I, a representative of Uttarbanga Sambad then, was with you on your Shibpur journey. You were the second-in-command in Indira's Cabinet. Yet, you took your time to listen to every single question of this insignificant reporter and answered all of them. Despite being a Central minister, you knew the nitty-gritty of all districts. You knew what was happening and where.
I remember your fondness for the pipe. The gravity in your personality dwarfed everything else around you. At the Cooch Behar Circuit House that night, some of us, a little scared, asked you for a photograph with you. You kept even that undue demand of ours!

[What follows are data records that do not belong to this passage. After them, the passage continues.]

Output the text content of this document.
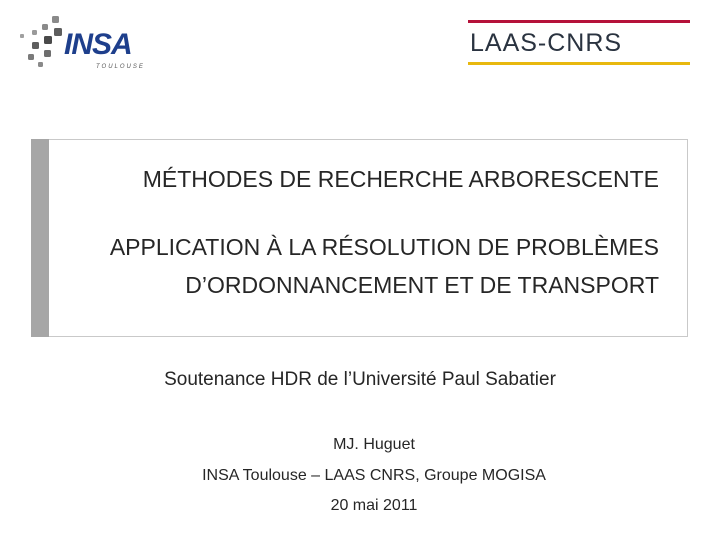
INSA
TOULOUSE
LAAS-CNRS
MÉTHODES DE RECHERCHE ARBORESCENTE
APPLICATION À LA RÉSOLUTION DE PROBLÈMES
D’ORDONNANCEMENT ET DE TRANSPORT
Soutenance HDR de l’Université Paul Sabatier
MJ. Huguet
INSA Toulouse – LAAS CNRS, Groupe MOGISA
20 mai 2011
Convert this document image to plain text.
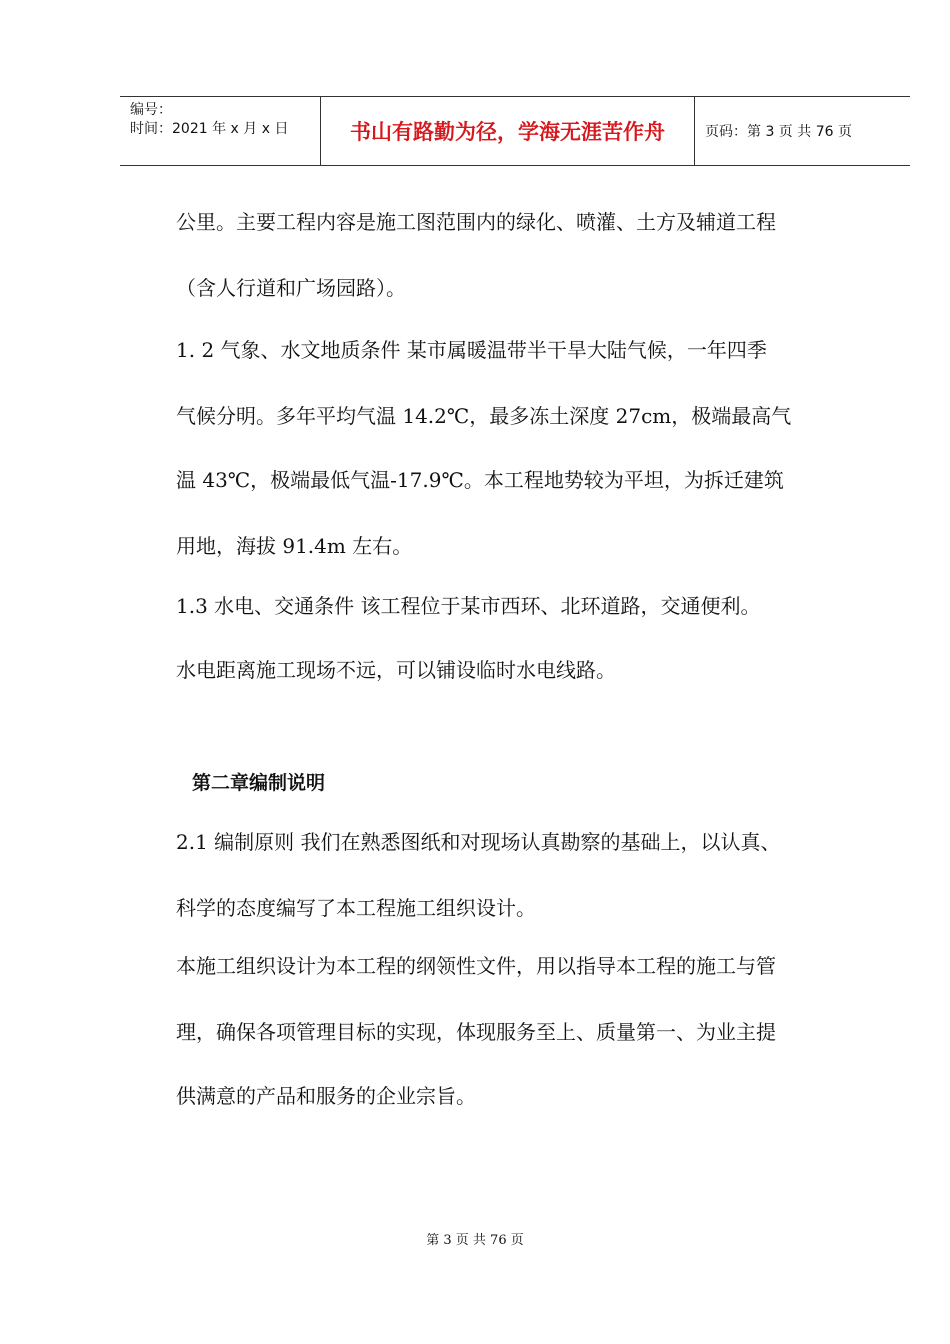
编号：
时间：2021 年 x 月 x 日	书山有路勤为径，学海无涯苦作舟	页码：第 3 页 共 76 页
公里。主要工程内容是施工图范围内的绿化、喷灌、土方及辅道工程
（含人行道和广场园路）。
1. 2 气象、水文地质条件 某市属暖温带半干旱大陆气候，一年四季
气候分明。多年平均气温 14.2℃，最多冻土深度 27cm，极端最高气
温 43℃，极端最低气温-17.9℃。本工程地势较为平坦，为拆迁建筑
用地，海拔 91.4m 左右。
1.3 水电、交通条件 该工程位于某市西环、北环道路，交通便利。
水电距离施工现场不远，可以铺设临时水电线路。
第二章编制说明
2.1 编制原则 我们在熟悉图纸和对现场认真勘察的基础上，以认真、
科学的态度编写了本工程施工组织设计。
本施工组织设计为本工程的纲领性文件，用以指导本工程的施工与管
理，确保各项管理目标的实现，体现服务至上、质量第一、为业主提
供满意的产品和服务的企业宗旨。
第 3 页 共 76 页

Pranab Mukherjee’s fondness for the pipe was well-known. (File photo: Pramod Pushkarna/ India Today)
That October marked the death of Indira. Rajiv Gandhi ascended the Prime Minister's seat. You then left the Congress and formed the Rashtriya Samajwadi Congress. During those years, I met you again at a public rally in Cooch Behar's Shahid Bagh. You looked quite lonely, a little forlorn on that day.
As a Congress leader and Cabinet minister, you came to Cooch Behar several times. Several times, I have had the opportunity to see you up close and interact with you.
Many years after that Shahid Bagh rally, I met you again. It was December 12, 2000. A strange deja vu marked this visit of yours to Bararangrash in Cooch Behar. CPI (M) cadres had killed several Congress workers, yet again. It was the reign of the Left. Wherever there were incidents of atrocities on Congress workers - and there were many - you rushed to be by their side. In their weakest moments; in the moments they needed someone. In that elephantine memory of yours, you tucked away the names of even the lowest of Congress workers of this district.
From a tiny village called Mirati in Birbhum, you rose to the highest position in the country. On your own capability; on your own. (File photo: PTI)
I covered your election rallies many a time.
From a tiny village called Mirati in Birbhum, you rose to the highest position in the country. On your own capability; on your own. The star who shone bright, and made Bengal shine bright in Indian politics, has left today. Be well on the other side. Goodbye, Pranab da.